Minister for Finance and Public Expenditure and Reform Paschal Donohoe has said the State cannot afford to immediately repeal Financial Emergency legislation (FEMPI), which underpinned the pay cuts imposed on the public sector during the economic crisis.
Mr Donohoe also warned that over ten years, in a worst case scenario, a hard Brexit could reduce Irish GDP by 4% compared to where it would have been without Brexit.
Speaking in the Dáil, he said that while overall the FEMPI legislation had been highly effective at temporarily reducing the public service pay bill, there was a continued necessity for it as repealing it in one budget year would not be affordable.
The minister was speaking as he laid his Annual Review of the operation and effectiveness of the legislation before the houses of the Oireachtas.
He said that upon full implementation of the Lansdowne Road Agreement there would be an outstanding €1.4 billion in FEMPI savings still dependent on the operation of FEMPI pay and pension measures.

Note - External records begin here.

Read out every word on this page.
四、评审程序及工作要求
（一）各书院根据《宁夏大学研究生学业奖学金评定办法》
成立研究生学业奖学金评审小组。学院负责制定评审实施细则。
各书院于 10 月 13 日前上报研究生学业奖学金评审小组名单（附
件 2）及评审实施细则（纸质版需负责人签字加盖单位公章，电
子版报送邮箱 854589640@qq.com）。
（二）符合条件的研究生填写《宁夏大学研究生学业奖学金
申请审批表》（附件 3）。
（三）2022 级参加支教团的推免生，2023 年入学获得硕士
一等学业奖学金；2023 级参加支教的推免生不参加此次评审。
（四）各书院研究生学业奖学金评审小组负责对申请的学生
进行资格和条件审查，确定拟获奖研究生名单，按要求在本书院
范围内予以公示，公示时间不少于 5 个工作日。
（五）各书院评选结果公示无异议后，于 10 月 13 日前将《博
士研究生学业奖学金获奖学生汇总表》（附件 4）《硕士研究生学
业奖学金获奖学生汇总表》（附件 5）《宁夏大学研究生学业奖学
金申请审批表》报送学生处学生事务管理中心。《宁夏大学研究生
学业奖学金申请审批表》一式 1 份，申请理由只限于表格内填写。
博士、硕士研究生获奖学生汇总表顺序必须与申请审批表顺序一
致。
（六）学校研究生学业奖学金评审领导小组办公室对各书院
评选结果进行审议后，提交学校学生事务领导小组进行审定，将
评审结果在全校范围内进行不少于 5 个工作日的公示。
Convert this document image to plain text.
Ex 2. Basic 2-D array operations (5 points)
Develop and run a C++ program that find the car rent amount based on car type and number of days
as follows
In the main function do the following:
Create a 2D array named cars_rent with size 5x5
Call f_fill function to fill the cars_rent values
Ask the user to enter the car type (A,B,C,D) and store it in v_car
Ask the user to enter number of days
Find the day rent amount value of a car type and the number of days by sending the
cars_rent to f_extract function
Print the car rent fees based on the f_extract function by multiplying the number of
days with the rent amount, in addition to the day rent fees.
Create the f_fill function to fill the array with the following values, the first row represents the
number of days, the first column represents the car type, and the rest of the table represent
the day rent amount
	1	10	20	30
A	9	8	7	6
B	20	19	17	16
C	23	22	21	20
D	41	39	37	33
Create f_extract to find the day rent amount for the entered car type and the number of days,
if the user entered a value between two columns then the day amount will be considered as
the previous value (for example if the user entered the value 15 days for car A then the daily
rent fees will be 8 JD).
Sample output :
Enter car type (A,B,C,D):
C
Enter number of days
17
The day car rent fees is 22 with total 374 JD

Mr Donohoe said he believed that in the Public Service Stability Agreement 2018-2020 the Government had achieved a balanced approach to public service pay that was compatible with the economic conditions of the state, national competitiveness and available revenues.
He also noted that the agreement was fair not just to public servants, but to those who rely on public services, and to the Exchequer.
He said the agreement would deliver a series of affordable pay increases, weighted towards the lower paid, which would provide a clear, realistic route out of FEMPI for almost 90% of public servants by 2020.
He acknowledged that public servants would be making an additional contribution to their pensions, to reflect the higher value their pensions compared to private sector.
However, he noted this would place public service pensions on a more sustainable long-term footing.
The cuts imposed under FEMPI saved the Exchequer approximately €2.2 billion per year, but unions have been campaigning vigorously to have those cuts fully restored as the economy improves.
Once the restoration provided for under the Lansdowne Road AGreement has been fully implemented, there will still be savings worth approximately €1.4 billion underpinned by FEMPI legislation.
The new pay agreement will cost €887m over 3 years, though a number of additional side deals for individual union groups will add a further €10m to that.
The minster also said that pay restraint had allowed the Government to prioritise the recruitment of an additional 20,850 personnel to deliver public services - including 5,243 teachers, 2,360 Special Needs Assistants, 3,073 health and social care professionals, 2,267 nurses, and 1,426 consultants/doctors/dentists.
He said this level of recruitment would have been impossible without the FEMPI legislation.
He cited a number of vulnerabilities in the economy, including Brexit - noting the Department of Finance is now assuming a hard Brexit is the most likely outcome of negotiations.
He said in the worst-scenario, where there were no trade deal with the UK, after ten years Irish GDP could be almost 4% below what it would have been without Brexit.
He highlighted the high level of Government debt, which currently stands at almost €201 billion, and also cited risks including the high level of private debt, the highly concentrated industrial base, the loss of competitiveness, and supply constraints in the housing sector.